Его низкий голос был наполнен чарующими обертонами профессионального певца. Хотя слышалась в нем и некоторая неуверенность, возможно, от допитой почти до конца огромной бутылки виски, которую Эд как-то притащил зимой «для сугреву», но, нырнув к Нике в постель, сразу же позабыл…

Собственно, не меньше самого появления незваного гостя удивляло то, что он еще до сих пор мог говорить.

Ника повисла на столешнице, улыбаясь с явным облегчением.

- Фу-у-ух, - быстрый взгляд на Эда, - Леня, как же ты меня напугал!… Точнее, нас, - и снова юркий (оправдывающийся?) взмах ресниц в сторону мужчины. - Ты почему свет не включил? - ее голос звучал обыденно, словно и не ночь на дворе, и гость тут по своему праву.

Эд начинал закипать. Леня, значит…

- Да все никак не привыкну, - криво усмехнулся пьяный в дубину «Леня».

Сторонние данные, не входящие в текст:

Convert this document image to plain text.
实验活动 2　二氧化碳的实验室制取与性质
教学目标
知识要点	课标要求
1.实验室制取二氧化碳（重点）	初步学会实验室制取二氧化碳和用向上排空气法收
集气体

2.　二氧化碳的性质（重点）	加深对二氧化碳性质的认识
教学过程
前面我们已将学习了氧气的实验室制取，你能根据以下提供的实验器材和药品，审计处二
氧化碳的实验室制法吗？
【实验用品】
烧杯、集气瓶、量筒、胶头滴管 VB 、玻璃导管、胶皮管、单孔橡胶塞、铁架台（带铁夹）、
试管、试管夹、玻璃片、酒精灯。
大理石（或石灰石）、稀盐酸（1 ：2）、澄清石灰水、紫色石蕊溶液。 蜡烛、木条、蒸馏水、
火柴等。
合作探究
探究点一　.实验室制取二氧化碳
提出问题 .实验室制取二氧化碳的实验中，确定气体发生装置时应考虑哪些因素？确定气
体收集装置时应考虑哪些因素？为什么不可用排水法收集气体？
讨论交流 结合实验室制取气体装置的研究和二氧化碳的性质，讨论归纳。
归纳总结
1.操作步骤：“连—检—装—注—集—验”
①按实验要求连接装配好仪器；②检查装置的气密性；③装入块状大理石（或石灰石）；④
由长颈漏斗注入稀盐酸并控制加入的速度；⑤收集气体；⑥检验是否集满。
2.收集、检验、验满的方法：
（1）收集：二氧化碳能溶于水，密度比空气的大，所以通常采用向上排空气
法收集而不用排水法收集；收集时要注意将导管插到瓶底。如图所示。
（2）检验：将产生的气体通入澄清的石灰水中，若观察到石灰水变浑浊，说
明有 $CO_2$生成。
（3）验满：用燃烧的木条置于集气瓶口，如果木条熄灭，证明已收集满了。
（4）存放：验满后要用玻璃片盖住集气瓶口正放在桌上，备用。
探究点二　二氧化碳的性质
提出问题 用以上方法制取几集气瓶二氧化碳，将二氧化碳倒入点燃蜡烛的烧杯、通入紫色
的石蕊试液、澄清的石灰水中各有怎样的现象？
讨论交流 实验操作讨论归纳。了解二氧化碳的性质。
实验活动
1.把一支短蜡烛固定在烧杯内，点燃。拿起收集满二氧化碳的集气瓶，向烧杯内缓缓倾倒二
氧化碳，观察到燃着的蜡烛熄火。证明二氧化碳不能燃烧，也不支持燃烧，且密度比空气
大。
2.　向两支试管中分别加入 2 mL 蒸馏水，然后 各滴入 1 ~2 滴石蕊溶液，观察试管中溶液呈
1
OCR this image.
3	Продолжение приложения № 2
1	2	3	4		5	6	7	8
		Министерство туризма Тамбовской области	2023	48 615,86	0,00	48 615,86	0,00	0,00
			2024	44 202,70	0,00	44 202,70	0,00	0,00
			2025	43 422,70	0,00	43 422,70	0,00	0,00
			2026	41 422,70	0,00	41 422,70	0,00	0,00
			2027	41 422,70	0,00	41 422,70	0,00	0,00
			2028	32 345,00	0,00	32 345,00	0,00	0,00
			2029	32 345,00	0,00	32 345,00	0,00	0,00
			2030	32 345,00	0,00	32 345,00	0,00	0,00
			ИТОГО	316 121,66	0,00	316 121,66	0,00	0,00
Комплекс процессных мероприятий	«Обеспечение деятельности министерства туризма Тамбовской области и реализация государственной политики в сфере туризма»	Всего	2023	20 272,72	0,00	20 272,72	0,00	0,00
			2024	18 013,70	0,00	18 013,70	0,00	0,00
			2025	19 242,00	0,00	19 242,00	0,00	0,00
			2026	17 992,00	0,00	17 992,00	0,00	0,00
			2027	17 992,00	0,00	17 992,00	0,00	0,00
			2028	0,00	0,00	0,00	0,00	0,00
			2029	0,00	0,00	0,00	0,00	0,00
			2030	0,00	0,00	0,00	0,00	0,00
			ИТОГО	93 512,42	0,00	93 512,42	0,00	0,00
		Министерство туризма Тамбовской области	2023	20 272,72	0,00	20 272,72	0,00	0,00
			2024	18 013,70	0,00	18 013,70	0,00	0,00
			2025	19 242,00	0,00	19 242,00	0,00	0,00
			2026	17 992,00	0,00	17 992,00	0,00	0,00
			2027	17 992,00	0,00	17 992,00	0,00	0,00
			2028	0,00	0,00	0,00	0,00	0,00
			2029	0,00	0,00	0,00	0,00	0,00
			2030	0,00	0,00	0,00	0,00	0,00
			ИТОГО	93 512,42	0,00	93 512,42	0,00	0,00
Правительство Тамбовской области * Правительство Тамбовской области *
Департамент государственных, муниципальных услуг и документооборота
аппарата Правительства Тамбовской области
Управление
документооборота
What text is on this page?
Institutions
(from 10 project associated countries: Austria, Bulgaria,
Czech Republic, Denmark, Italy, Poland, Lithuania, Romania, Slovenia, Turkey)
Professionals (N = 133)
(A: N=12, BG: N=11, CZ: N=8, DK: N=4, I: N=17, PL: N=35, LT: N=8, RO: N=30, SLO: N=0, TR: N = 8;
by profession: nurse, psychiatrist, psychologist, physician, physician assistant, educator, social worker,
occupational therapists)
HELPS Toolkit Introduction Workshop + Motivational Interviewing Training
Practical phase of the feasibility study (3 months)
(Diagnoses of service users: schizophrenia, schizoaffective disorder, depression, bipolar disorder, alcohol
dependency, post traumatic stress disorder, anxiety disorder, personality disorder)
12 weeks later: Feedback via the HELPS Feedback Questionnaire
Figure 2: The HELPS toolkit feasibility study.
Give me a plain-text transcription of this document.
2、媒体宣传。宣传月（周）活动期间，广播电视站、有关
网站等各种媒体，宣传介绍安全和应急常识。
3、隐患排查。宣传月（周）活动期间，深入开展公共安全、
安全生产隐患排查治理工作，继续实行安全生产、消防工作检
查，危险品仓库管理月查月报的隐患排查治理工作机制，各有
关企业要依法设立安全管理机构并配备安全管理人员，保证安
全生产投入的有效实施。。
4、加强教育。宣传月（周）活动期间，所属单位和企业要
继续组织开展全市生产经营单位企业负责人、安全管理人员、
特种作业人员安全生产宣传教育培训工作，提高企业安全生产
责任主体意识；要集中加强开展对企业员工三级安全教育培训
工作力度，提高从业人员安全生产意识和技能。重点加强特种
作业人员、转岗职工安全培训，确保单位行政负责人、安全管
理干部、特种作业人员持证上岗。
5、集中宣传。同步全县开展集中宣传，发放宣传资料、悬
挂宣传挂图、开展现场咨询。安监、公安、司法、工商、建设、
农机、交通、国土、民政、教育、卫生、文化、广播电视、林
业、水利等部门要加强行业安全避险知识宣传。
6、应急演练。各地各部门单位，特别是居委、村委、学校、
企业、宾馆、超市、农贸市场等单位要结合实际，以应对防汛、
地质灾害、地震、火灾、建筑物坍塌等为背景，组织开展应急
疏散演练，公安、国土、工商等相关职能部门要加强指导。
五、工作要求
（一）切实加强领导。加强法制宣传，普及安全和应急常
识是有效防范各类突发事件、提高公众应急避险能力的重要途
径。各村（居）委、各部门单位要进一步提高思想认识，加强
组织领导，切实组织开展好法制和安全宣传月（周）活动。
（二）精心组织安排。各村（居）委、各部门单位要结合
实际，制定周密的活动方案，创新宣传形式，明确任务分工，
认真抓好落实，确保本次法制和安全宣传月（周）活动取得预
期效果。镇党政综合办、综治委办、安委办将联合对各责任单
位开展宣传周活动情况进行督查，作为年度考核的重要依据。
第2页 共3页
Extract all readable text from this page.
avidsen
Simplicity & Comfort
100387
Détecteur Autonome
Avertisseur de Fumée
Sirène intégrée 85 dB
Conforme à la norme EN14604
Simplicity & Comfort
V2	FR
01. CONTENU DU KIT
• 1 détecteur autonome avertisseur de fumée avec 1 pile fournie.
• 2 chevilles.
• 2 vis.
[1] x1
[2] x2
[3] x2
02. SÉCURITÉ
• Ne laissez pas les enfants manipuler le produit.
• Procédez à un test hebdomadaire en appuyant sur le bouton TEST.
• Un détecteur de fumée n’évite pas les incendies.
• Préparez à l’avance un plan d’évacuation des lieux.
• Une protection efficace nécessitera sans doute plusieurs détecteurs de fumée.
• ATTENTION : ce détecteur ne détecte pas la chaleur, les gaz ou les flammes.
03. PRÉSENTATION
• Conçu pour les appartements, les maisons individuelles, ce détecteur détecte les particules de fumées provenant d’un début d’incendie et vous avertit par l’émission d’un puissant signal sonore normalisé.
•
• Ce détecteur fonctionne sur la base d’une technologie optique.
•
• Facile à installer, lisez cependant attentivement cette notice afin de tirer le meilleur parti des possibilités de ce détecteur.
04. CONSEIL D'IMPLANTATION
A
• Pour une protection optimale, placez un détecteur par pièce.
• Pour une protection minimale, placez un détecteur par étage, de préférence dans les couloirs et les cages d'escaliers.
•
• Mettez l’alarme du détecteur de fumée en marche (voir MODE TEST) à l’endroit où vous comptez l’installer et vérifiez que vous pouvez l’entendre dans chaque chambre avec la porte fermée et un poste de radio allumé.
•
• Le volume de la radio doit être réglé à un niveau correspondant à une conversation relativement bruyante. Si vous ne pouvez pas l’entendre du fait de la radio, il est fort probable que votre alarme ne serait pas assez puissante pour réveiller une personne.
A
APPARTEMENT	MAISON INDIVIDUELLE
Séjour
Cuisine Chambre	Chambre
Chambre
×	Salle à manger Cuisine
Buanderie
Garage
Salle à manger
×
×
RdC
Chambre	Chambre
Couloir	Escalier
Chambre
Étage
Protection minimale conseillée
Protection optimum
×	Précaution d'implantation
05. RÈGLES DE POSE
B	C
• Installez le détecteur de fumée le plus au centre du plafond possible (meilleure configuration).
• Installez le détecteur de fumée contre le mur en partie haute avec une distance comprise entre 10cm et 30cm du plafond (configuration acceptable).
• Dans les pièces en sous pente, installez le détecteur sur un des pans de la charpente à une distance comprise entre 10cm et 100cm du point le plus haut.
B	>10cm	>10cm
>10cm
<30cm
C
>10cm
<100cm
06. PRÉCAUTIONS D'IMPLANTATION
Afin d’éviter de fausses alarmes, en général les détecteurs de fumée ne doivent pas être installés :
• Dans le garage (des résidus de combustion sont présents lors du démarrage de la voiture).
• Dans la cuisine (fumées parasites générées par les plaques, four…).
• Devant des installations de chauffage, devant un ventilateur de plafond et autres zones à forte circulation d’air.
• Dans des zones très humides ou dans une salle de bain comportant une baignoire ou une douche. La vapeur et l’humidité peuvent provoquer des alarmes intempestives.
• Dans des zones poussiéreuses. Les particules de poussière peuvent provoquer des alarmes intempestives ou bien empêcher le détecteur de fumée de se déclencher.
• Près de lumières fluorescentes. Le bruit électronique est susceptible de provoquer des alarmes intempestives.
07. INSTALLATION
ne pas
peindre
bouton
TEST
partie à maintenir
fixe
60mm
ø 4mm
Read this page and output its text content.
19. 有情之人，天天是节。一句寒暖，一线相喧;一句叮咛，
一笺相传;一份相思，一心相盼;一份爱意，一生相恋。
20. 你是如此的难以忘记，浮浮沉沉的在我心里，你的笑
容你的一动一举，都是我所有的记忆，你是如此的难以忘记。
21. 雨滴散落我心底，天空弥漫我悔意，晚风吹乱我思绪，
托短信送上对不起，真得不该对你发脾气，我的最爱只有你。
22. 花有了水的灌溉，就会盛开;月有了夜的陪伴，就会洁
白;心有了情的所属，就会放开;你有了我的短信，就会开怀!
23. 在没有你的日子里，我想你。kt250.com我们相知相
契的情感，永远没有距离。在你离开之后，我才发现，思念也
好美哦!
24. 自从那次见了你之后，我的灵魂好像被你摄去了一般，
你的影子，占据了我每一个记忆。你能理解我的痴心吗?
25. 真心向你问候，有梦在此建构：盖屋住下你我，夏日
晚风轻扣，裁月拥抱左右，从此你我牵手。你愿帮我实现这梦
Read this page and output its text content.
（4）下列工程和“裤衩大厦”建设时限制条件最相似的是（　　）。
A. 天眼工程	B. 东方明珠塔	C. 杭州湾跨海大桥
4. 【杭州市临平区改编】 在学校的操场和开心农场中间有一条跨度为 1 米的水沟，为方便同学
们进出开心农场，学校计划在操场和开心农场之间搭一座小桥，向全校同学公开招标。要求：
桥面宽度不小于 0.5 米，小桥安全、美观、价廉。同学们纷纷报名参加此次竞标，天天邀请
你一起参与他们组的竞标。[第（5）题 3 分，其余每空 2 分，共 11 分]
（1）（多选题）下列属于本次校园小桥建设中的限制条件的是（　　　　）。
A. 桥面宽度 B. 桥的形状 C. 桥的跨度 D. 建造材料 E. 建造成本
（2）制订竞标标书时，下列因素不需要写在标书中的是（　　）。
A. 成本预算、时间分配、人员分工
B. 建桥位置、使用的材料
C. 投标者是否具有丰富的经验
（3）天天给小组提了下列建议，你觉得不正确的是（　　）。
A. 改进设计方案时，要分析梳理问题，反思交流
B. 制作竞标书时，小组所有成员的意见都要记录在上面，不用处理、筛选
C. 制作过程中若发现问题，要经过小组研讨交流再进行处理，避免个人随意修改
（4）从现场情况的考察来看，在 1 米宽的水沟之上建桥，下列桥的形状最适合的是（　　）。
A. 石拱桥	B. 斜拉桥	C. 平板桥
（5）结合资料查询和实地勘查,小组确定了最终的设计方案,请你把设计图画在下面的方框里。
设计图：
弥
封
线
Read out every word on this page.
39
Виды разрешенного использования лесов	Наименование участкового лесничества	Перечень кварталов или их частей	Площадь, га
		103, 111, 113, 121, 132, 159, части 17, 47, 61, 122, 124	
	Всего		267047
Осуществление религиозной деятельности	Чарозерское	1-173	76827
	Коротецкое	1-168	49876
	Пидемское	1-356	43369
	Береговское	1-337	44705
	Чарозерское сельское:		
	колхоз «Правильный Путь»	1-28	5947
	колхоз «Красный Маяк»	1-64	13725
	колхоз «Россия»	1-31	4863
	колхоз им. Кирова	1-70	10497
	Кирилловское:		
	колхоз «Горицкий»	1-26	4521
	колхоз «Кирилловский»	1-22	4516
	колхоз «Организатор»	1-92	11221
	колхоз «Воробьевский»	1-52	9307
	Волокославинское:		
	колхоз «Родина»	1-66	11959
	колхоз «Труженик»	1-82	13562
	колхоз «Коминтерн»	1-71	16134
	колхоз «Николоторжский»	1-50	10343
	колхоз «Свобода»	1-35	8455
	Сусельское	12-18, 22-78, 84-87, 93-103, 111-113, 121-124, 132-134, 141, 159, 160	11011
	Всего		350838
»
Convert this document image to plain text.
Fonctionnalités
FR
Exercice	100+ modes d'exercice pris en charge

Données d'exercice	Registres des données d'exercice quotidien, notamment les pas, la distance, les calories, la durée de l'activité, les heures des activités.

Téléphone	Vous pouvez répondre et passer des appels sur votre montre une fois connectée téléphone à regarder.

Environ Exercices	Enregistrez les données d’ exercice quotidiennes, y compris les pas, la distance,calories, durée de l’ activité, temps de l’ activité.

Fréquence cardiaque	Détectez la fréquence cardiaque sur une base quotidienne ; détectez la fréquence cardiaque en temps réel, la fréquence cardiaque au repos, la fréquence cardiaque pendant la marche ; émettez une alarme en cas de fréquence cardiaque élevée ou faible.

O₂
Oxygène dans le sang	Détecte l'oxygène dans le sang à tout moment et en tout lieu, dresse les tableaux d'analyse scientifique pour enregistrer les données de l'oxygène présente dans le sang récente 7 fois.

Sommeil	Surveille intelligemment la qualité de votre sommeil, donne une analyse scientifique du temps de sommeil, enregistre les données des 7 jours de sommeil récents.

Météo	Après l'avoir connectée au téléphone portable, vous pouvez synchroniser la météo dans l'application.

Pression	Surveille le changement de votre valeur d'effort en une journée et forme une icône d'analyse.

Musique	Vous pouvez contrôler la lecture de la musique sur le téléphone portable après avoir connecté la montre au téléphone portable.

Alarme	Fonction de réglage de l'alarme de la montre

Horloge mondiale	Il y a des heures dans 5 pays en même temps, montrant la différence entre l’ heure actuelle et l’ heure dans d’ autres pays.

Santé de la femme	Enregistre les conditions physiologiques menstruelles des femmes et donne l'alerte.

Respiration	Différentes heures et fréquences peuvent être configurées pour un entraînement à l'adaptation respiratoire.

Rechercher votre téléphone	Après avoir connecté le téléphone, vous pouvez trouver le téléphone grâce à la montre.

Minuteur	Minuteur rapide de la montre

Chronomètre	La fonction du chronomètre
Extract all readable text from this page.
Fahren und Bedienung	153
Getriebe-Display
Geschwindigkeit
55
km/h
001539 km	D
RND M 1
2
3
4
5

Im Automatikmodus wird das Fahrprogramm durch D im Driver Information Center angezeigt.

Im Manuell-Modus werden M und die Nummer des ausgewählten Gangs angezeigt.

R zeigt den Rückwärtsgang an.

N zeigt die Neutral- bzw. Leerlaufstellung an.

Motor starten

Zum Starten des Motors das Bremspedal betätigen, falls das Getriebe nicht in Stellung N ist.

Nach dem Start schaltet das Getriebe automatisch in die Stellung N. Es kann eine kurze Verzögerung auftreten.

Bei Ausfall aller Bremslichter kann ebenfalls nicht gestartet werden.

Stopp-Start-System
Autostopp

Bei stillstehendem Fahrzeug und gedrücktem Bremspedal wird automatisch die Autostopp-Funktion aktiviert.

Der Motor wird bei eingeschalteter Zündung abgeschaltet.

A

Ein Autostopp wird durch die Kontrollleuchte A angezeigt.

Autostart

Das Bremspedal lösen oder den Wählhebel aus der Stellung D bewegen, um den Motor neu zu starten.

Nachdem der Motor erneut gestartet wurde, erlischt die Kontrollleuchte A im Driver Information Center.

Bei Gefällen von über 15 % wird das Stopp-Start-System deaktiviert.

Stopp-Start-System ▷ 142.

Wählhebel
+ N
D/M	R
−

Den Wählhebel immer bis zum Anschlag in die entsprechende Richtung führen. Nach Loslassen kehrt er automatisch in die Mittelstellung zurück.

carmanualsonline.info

Ника кивнула и потянулась к выключателю. Свет залил комнату, вынудив нахала (вошел, никого не спросив!) прикрыться рукой, спасая глаза от сияния - слишком яркого после ночной полутьмы.

Эд рассматривал его с растущим раздражением.

Свободные брюки, наверное, были светлыми когда-то - много километров пути тому назад. Невообразимо грязная майка висела, словно ее снял с чужого плеча не слишком разборчивый любитель легкой наживы. И оставляла на виду многочисленные наколки, покрывавшие эффектное тело без всякой системы - вразброс: роза и кинжал на одном плече, колючая проволока - на другом, перстни, волк, лебедь, мышь, ворона, голова блеющего барана… Обнаженная игривая дева… Брови Эда ползли все выше - чего на нем только не было!

Татуировки выглядели необыкновенно четкими. Стильными. Их небесталанный автор убил прорву времени!

Взгляд Эда остановился на мастерски выполненной лире на тыльной стороне правой кисти, которой прикрывался гость.

- Кифара - блеск, скажи? - незнакомец смотрел на него из-под пальцев, слегка улыбаясь. Его мальчишески пронзительные ярко-голубые глаза заставили Эда окончательно растеряться. Короткие вьющиеся волосы оказались оттенка спелой ржи.

Красавчик. Эд, как наяву, услышал сотни женских голосов, повторявших это слово - с придыханием, обожанием, обещанием

Бутылка звякнула о край стакана. Леонид снова отсалютовал им и уничтожил содержимое одним глотком.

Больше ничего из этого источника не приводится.